1.- Pabellón de mujeres de la prisión Tenerife 2. Viernes. He aceptado la invitación de un amigo para dar una charla a las reclusas que lo deseen. ¿El tema?: la escritura. Puertas que se abren y se cierran en el módulo principal, a través del cual accedo al pabellón de mujeres. 180 reclusas viven allí. Tienen acceso a la prensa. Tienen acceso a la biblioteca. Pueden ver la televisión, sin límite de horas. Devoran las páginas de sucesos de los periódicos "para ver quiénes serán las próximas que lleguen". No se quejan demasiado. La emoción surge, y también las lágrimas, cuando pido a algunas de las asistentes al taller que lean lo que han escrito, en la soledad de sus celdas. Una de ellas, está en la trena porque insultó a la jueza y al fiscal, tras haber sido acusada de estafa. Creo que no tiene sentido que esa mujer siga allí, si es por insultar a una jueza y a un fiscal, en su condición de preventiva. La mayoría paga delitos de tráfico de drogas. "He aprendido", asegura Cathaysa, "ya sé lo que no tengo que hacer cuando salga". Observo detenidamente a una de ellas, Elizabeth. Morena, boca muy sensual, mirada triste. "¿De verdad que quiere que le escriba?", pregunta. "Hazlo, que yo te contestaré". Lo peor es el ruido de las dos puertas que las separan de la libertad. Nada de móviles. Nada de la Internet. Una espigada y guapa funcionaria me sonríe. Tiene cara de ángel. ¿Lo será? Antonia se ha encargado de recopilar los trabajos de todas sus compañeras reclusas. Y ha escrito su propia historia. Una historia tremendamente bella, que empieza a la salida del casino donde celebró su presentación en sociedad, cuando vio una "Kawasaki" plateada, se enamoró de su jinete y se casó con él; tenía 17 años. Probablemente su madre hubiera detenido aquel amor prematuro; pero su madre había muerto cuando Antonia sólo tenía seis años. Especialmente emotivo el relato de ella con su padre, en la playa de El Reducto, aquel día en que le habló de una gallina desplumada, cuyo ropaje se lleva el viento de Lanzarote. Le quería enseñar cómo era la vida y quizá lo efímero de las cosas.

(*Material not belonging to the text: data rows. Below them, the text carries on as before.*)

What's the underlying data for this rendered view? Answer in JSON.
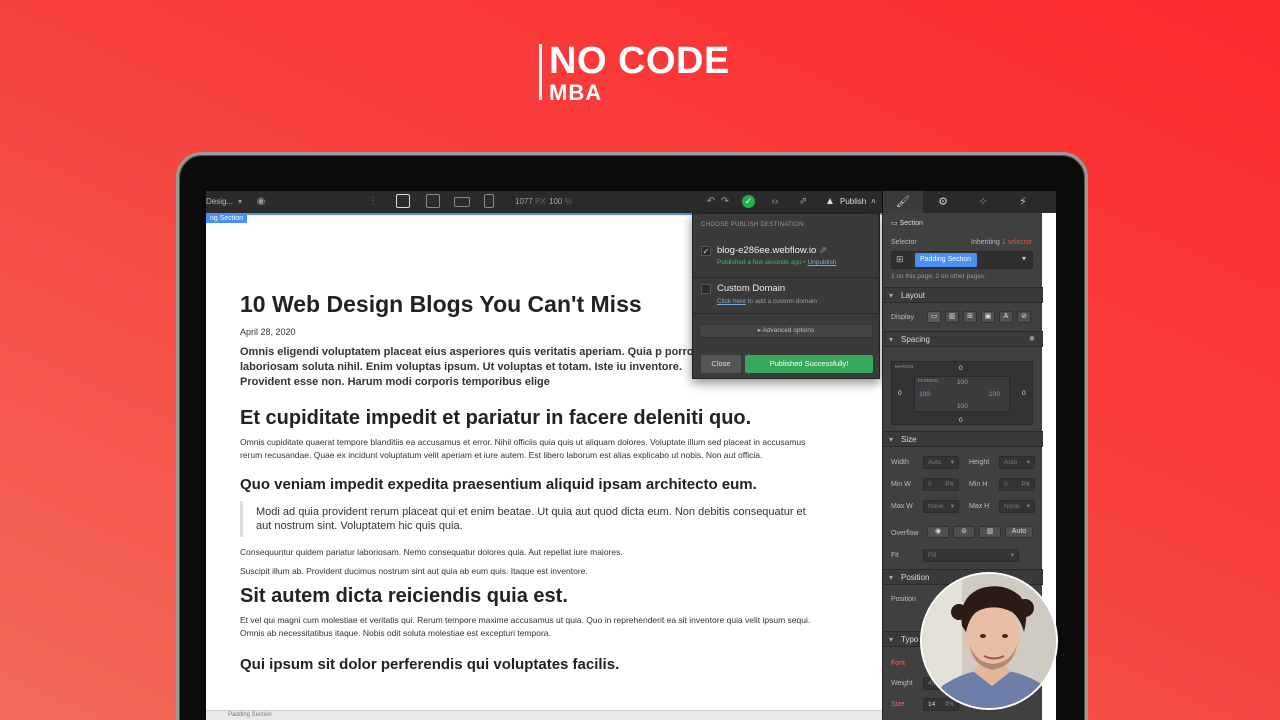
{
  "brand": {
    "line1": "NO CODE",
    "line2": "MBA"
  },
  "toolbar": {
    "page_label": "Desig...",
    "width_value": "1077",
    "width_unit": "PX",
    "zoom_value": "100",
    "zoom_unit": "%",
    "publish_label": "Publish"
  },
  "canvas": {
    "selection_tag": "ng Section",
    "bottom_breadcrumb": "Padding Section"
  },
  "article": {
    "title": "10 Web Design Blogs You Can't Miss",
    "date": "April 28, 2020",
    "lead": "Omnis eligendi voluptatem placeat eius asperiores quis veritatis aperiam. Quia p porro laboriosam soluta nihil. Enim voluptas ipsum. Ut voluptas et totam. Iste iu inventore. Provident esse non. Harum modi corporis temporibus elige",
    "h2_1": "Et cupiditate impedit et pariatur in facere deleniti quo.",
    "p1": "Omnis cupiditate quaerat tempore blanditiis ea accusamus et error. Nihil officiis quia quis ut aliquam dolores. Voluptate illum sed placeat in accusamus rerum recusandae. Quae ex incidunt voluptatum velit aperiam et iure autem. Est libero laborum est alias explicabo ut nobis. Non aut officia.",
    "h3_1": "Quo veniam impedit expedita praesentium aliquid ipsam architecto eum.",
    "quote": "Modi ad quia provident rerum placeat qui et enim beatae. Ut quia aut quod dicta eum. Non debitis consequatur et aut nostrum sint. Voluptatem hic quis quia.",
    "p2": "Consequuntur quidem pariatur laboriosam. Nemo consequatur dolores quia. Aut repellat iure maiores.",
    "p3": "Suscipit illum ab. Provident ducimus nostrum sint aut quia ab eum quis. Itaque est inventore.",
    "h2_2": "Sit autem dicta reiciendis quia est.",
    "p4": "Et vel qui magni cum molestiae et veritatis qui. Rerum tempore maxime accusamus ut quia. Quo in reprehenderit ea sit inventore quia velit ipsum sequi. Omnis ab necessitatibus itaque. Nobis odit soluta molestiae est excepturi tempora.",
    "h3_2": "Qui ipsum sit dolor perferendis qui voluptates facilis."
  },
  "publish_popup": {
    "heading": "CHOOSE PUBLISH DESTINATION:",
    "domain1": "blog-e286ee.webflow.io",
    "domain1_status": "Published a few seconds ago",
    "domain1_unpublish": "Unpublish",
    "domain2": "Custom Domain",
    "domain2_link": "Click here",
    "domain2_rest": " to add a custom domain",
    "advanced": "Advanced options",
    "close": "Close",
    "success": "Published Successfully!"
  },
  "style_panel": {
    "element_label": "Section",
    "selector_label": "Selector",
    "inheriting": "Inheriting",
    "inheriting_count": "1 selector",
    "selector_chip": "Padding Section",
    "usage_note": "1 on this page, 2 on other pages.",
    "layout_title": "Layout",
    "display_label": "Display",
    "spacing_title": "Spacing",
    "margin_label": "MARGIN",
    "padding_label": "PADDING",
    "margin_top": "0",
    "margin_left": "0",
    "margin_right": "0",
    "margin_bottom": "0",
    "padding_top": "100",
    "padding_left": "100",
    "padding_right": "100",
    "padding_bottom": "100",
    "size_title": "Size",
    "width_label": "Width",
    "width_value": "Auto",
    "height_label": "Height",
    "height_value": "Auto",
    "minw_label": "Min W",
    "minw_value": "0",
    "minw_unit": "PX",
    "minh_label": "Min H",
    "minh_value": "0",
    "minh_unit": "PX",
    "maxw_label": "Max W",
    "maxw_value": "None",
    "maxh_label": "Max H",
    "maxh_value": "None",
    "overflow_label": "Overflow",
    "overflow_auto": "Auto",
    "fit_label": "Fit",
    "fit_value": "Fill",
    "position_title": "Position",
    "position_label": "Position",
    "typo_title": "Typo",
    "font_label": "Font",
    "weight_label": "Weight",
    "weight_value": "40",
    "size_label": "Size",
    "size_value": "14",
    "size_unit": "PX",
    "height2_label": "Height",
    "height2_value": "20"
  },
  "colors": {
    "brand_red": "#ff2a2e",
    "selection_blue": "#4a8ff5",
    "success_green": "#37a85a"
  }
}
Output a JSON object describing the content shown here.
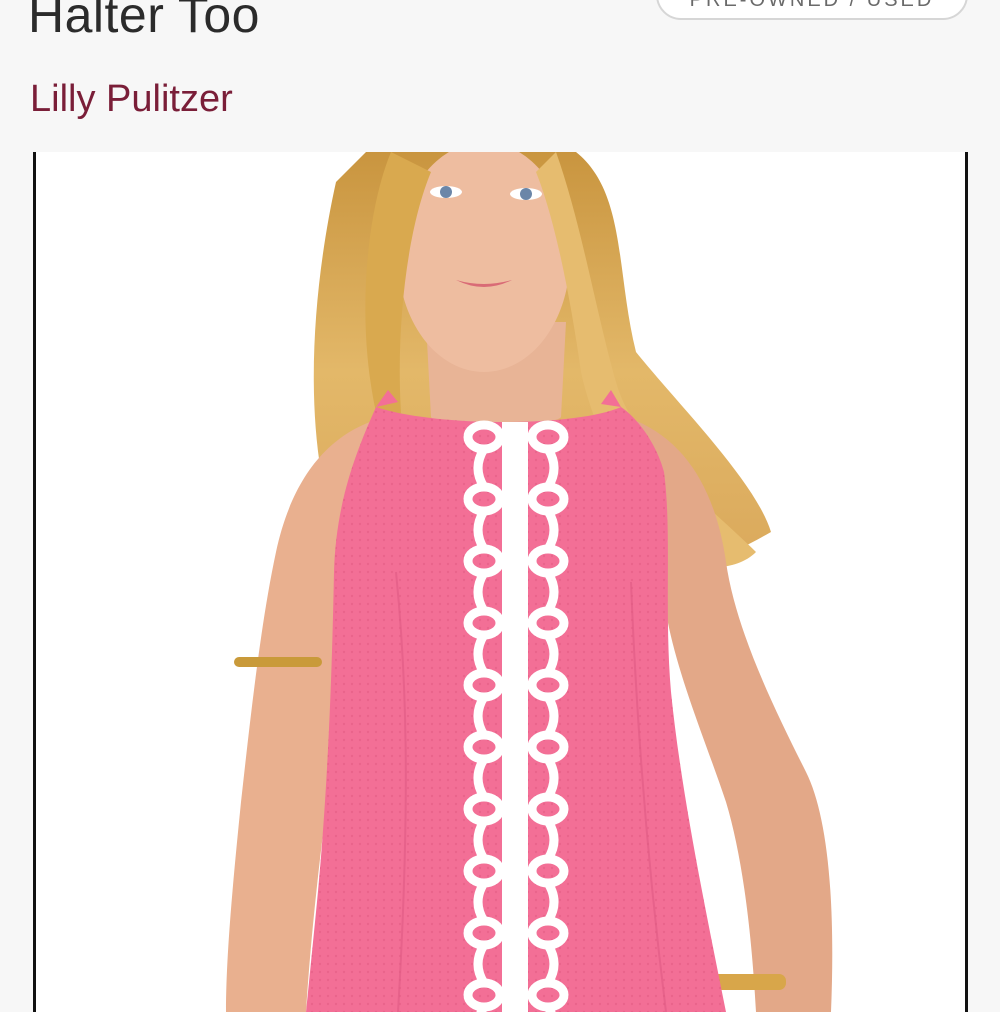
{
  "listing": {
    "title": "Halter Too",
    "brand": "Lilly Pulitzer",
    "condition_chip": "PRE-OWNED / USED"
  },
  "colors": {
    "title": "#2b2b2b",
    "brand": "#7a1e38",
    "dress": "#f36f96",
    "lace": "#ffffff",
    "background": "#f7f7f7"
  },
  "photo": {
    "description_icon": "product-photo"
  }
}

2.- Solicito que utilicen la escritura como liberación. Cuando el concurso de la Internet buscando la palabra más hermosa del mundo, ¿recuerdan cuál fue la que ganó?: pues la palabra "palabra". "Las horas pasan más rápidamente leyendo y escribiendo", aseguro. Elizabeth me mira con sus ojos grandes y negros, o al menos me pareció que eran negros. Yo ya tenía un artículo y un título para el domingo y escuchaba detenidamente a esa chica del Sur que había escrito un poema, medio en verso, medio en prosa, con mucho contenido, sin una sola falta de ortografía. Me dieron ganas de decirles: no busquen rimas, que la rima ya no existe; busquen simplemente palabras y júntenlas con mucho amor. Estaba allí la hija de un viejo médico fallecido, al que conocí mucho, también allá en el Sur. Ocho hermanos y -dice- el error de defenderse con un estilete de la agresión de un familiar. Ocho años. Cada personaje convive con su drama, con su momento trágico. Esta chica que está a mi lado, una menudita pizpireta, sabe inglés, tiene 21 ó 22 años, no recuerdo bien, y tres hijos. Conoce de cocina. Es muy exigente con los demás, no sé si también con ella misma. Me da la espalda todo el rato. "Aprenda a leer", se atreve a decir. Le corrijo un poema hermoso. Me ha escrito una larga dedicatoria en una carpeta de papel canelo. Voy a analizar ese relato. Ya hablaremos. Me despide con la indiferencia de quien sabe que yo no voy a resolver su problema.

3.- Me piden que vuelva, pero no sé si con mucha sinceridad. En realidad, fue una toma de contacto. Yo iba allí con más miedo que el recluso socorrista al que llaman cada verano para que las vigile en la piscina, que ahora está vacía. No miedo físico, sino a quedar mal. No llevé ni siquiera un papel, pero sí algunos libros que dejé en la cárcel. Ignoro si les gustó lo que conté o si fracasé. Salí con una sensación agridulce. Nada las puede consolar, me parece, porque han sufrido la tremenda turbación de la detención, de la acusación y, casi todas, de la condena. Seres humanos tremendamente indefensos tras aquellas rejas. 180 dramas personales; algunas hacen cola ante la ventanilla del médico; otras han superado la metadona; ciertas de ellas van a conquistar el tercer grado. Y una puerta que se cierra, la última, por la que salí yo, después de recuperar mi DNI. Gracias, Miguel Ángel, por la invitación. Y gracias, Paco, por autorizarla. Escríbeme, Elizabeth. Te contestaré.